Okay. So here we've got another one. Let's go ahead and make our carbocation first. How do we make our carbocation? Kick out the alkyl halide. So what I'm going to get is a carbocation that looks like this. Are you guys cool with that? Cool. And then plus Bromine ion.Br-
Alright, now I've got my carbocation. Is that able to shift to a more stable location? Well, let's say it went to the right. Would that make it more stable? No. It would just still be secondary. Right now it's secondary. How would it be if it went to the left? Yeah, that one on the left definitely has a lot more groups than the secondary. So now I have to ask which shift do I use? Well, do I have any hydrogens attached to that carbon? No, I don't. So that means my only choice is to do an alkyl shift. Now all three of these alkyl groups are the same size, so typically I'd want to pick the smallest one. But since they are all the same size, it doesn't matter which one I use. I'm just going to use the one closest to it, but I mean the one that I drew closest to it.

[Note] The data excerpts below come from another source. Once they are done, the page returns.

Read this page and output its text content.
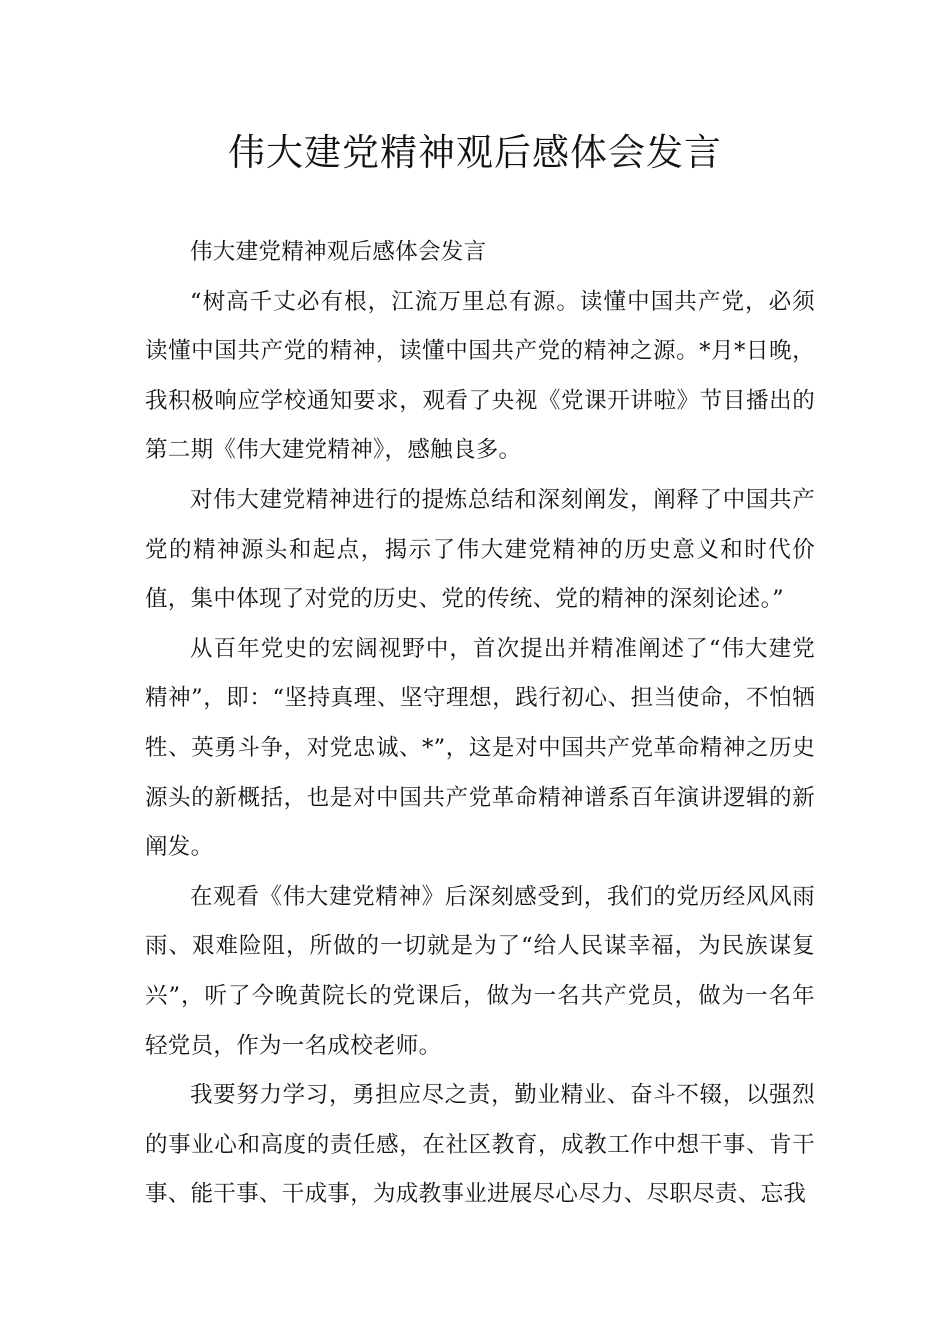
伟大建党精神观后感体会发言

伟大建党精神观后感体会发言

“树高千丈必有根，江流万里总有源。读懂中国共产党，必须读懂中国共产党的精神，读懂中国共产党的精神之源。*月*日晚，我积极响应学校通知要求，观看了央视《党课开讲啦》节目播出的第二期《伟大建党精神》，感触良多。

对伟大建党精神进行的提炼总结和深刻阐发，阐释了中国共产党的精神源头和起点，揭示了伟大建党精神的历史意义和时代价值，集中体现了对党的历史、党的传统、党的精神的深刻论述。”

从百年党史的宏阔视野中，首次提出并精准阐述了“伟大建党精神”，即：“坚持真理、坚守理想，践行初心、担当使命，不怕牺牲、英勇斗争，对党忠诚、*”，这是对中国共产党革命精神之历史源头的新概括，也是对中国共产党革命精神谱系百年演讲逻辑的新阐发。

在观看《伟大建党精神》后深刻感受到，我们的党历经风风雨雨、艰难险阻，所做的一切就是为了“给人民谋幸福，为民族谋复兴”，听了今晚黄院长的党课后，做为一名共产党员，做为一名年轻党员，作为一名成校老师。

我要努力学习，勇担应尽之责，勤业精业、奋斗不辍，以强烈的事业心和高度的责任感，在社区教育，成教工作中想干事、肯干事、能干事、干成事，为成教事业进展尽心尽力、尽职尽责、忘我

But these are all even the same distance away; that's just the way I drew it; it happens to look closer. So now what would the arrow look like? The same exact thing, it would just come from the bond to the carbocation. What this means is that now I'm going to get what we would call a 1,2-Methyl shift.
And what I would wind up getting is now that I have an extra carbon coming off of that one down there and now I have a carbocation there. Why? Because the carbon here used to have four bounds, but now it only has three because the methyl group left. So now I just went from a secondary carbocation to a tertiary carbocation. And that's going to be a lot more stable. Does that make any sense? So remember, a hydrogen shift is the easier one, then alkyl shifts come next. Methyl is before ethyl. Ethyl is like your last resort. We rarely see ethyl shifts, but it is possible.